Rosalind Brown-Grant is Professor of Late Medieval French Literature at the University of Leeds, publishing on Christine de Pizan, prose romances, and text-image relations in manuscripts.

Patrizia Carmassi's research interests include the history of the medieval Church and liturgy, Latin philology, text-image relationships, paleography, codicology, and the history of libraries.

Gisela Drossbach is Professor of European Regional History at the University of Augsburg, working on medieval law, history of religious institutions, and text-image relations.

Anne D. Hedeman, Judith Harris Murphy Distinguished Professor of Art History at the University of Kansas, works on text-image relationships in vernacular late medieval French secular manuscripts.

Victoria Turner is a Lecturer in French at the University of St Andrews working on medieval representations of gender, race, and otherness and narratives of travel and exploration.

From the Back Cover

This collection of essays examines how the paratextual apparatus of medieval manuscripts both inscribes and expresses power relations between the producers and consumers of knowledge in this important period of intellectual history.
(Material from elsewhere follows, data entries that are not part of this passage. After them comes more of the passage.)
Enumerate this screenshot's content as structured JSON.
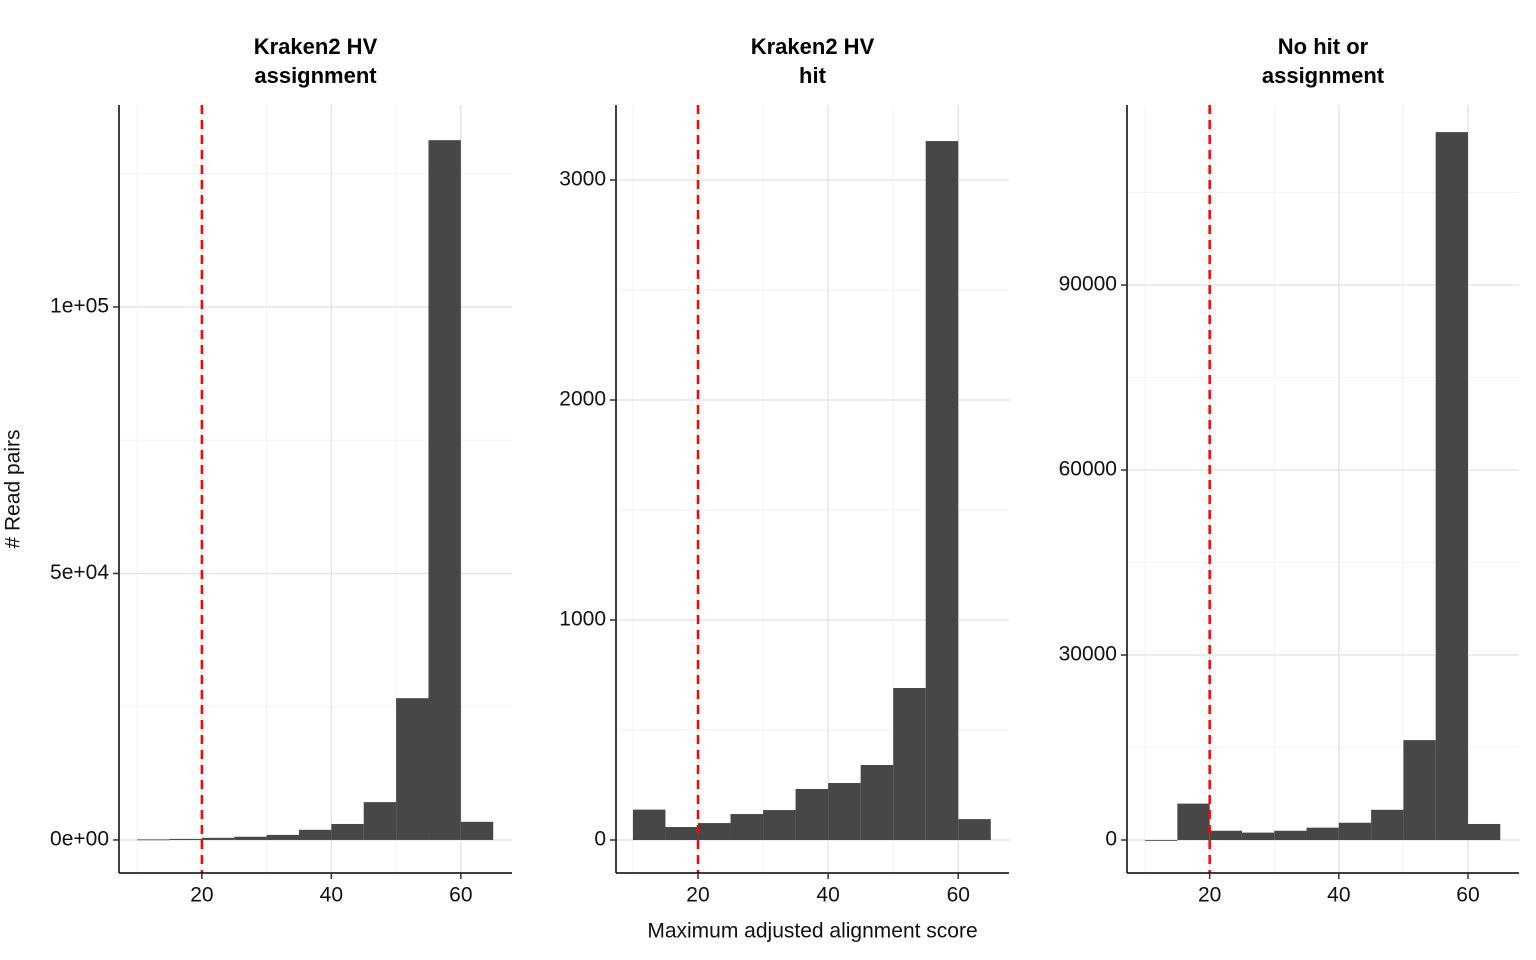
{
  "chart_data": [
    {
      "type": "histogram",
      "title": "Kraken2 HV\nassignment",
      "y_label": "# Read pairs",
      "bins": [
        10,
        15,
        20,
        25,
        30,
        35,
        40,
        45,
        50,
        55,
        60,
        65
      ],
      "values": [
        100,
        200,
        400,
        600,
        950,
        1900,
        3000,
        7100,
        26600,
        131300,
        3400
      ],
      "color": "#474747",
      "xlim": [
        7.2,
        67.9
      ],
      "xticks": [
        20,
        40,
        60
      ],
      "ylim": [
        -6200,
        137900
      ],
      "yticks": [
        {
          "value": 0,
          "label": "0e+00"
        },
        {
          "value": 50000,
          "label": "5e+04"
        },
        {
          "value": 100000,
          "label": "1e+05"
        }
      ],
      "minor_grid_x": [
        10,
        30,
        50
      ],
      "minor_grid_y": [
        25000,
        75000,
        125000
      ],
      "vline": 20,
      "vline_color": "#ff0000",
      "grid": true
    },
    {
      "type": "histogram",
      "title": "Kraken2 HV\nhit",
      "x_label": "Maximum adjusted alignment score",
      "bins": [
        10,
        15,
        20,
        25,
        30,
        35,
        40,
        45,
        50,
        55,
        60,
        65
      ],
      "values": [
        138,
        59,
        77,
        118,
        136,
        232,
        259,
        341,
        691,
        3177,
        95
      ],
      "color": "#474747",
      "xlim": [
        7.4,
        67.8
      ],
      "xticks": [
        20,
        40,
        60
      ],
      "ylim": [
        -150,
        3341
      ],
      "yticks": [
        0,
        1000,
        2000,
        3000
      ],
      "minor_grid_x": [
        10,
        30,
        50
      ],
      "minor_grid_y": [
        500,
        1500,
        2500
      ],
      "vline": 20,
      "vline_color": "#ff0000",
      "grid": true
    },
    {
      "type": "histogram",
      "title": "No hit or\nassignment",
      "bins": [
        10,
        15,
        20,
        25,
        30,
        35,
        40,
        45,
        50,
        55,
        60,
        65
      ],
      "values": [
        0,
        5900,
        1500,
        1200,
        1500,
        2000,
        2800,
        4900,
        16200,
        114800,
        2600
      ],
      "color": "#474747",
      "xlim": [
        7.2,
        67.9
      ],
      "xticks": [
        20,
        40,
        60
      ],
      "ylim": [
        -5350,
        119200
      ],
      "yticks": [
        0,
        30000,
        60000,
        90000
      ],
      "minor_grid_x": [
        10,
        30,
        50
      ],
      "minor_grid_y": [
        15000,
        45000,
        75000,
        105000
      ],
      "vline": 20,
      "vline_color": "#ff0000",
      "grid": true
    }
  ]
}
It seeks to define which paratextual features--annotations, commentaries, corrections, glosses, images, prologues, rubrics, and titles--are common to manuscripts from different branches of medieval knowledge and how they function in any particular discipline. It reveals how these visual expressions of power that organize and compile thought on the written page are consciously applied, negotiated or resisted by authors, scribes, artists, patrons and readers. This collection, which brings together scholars from the history of the book, law, science, medicine, literature, art, philosophy, and music, interrogates the role played by paratexts in establishing authority, constructing bodies of knowledge, promoting education, shaping reader response, and preserving or subverting tradition in medieval manuscript culture.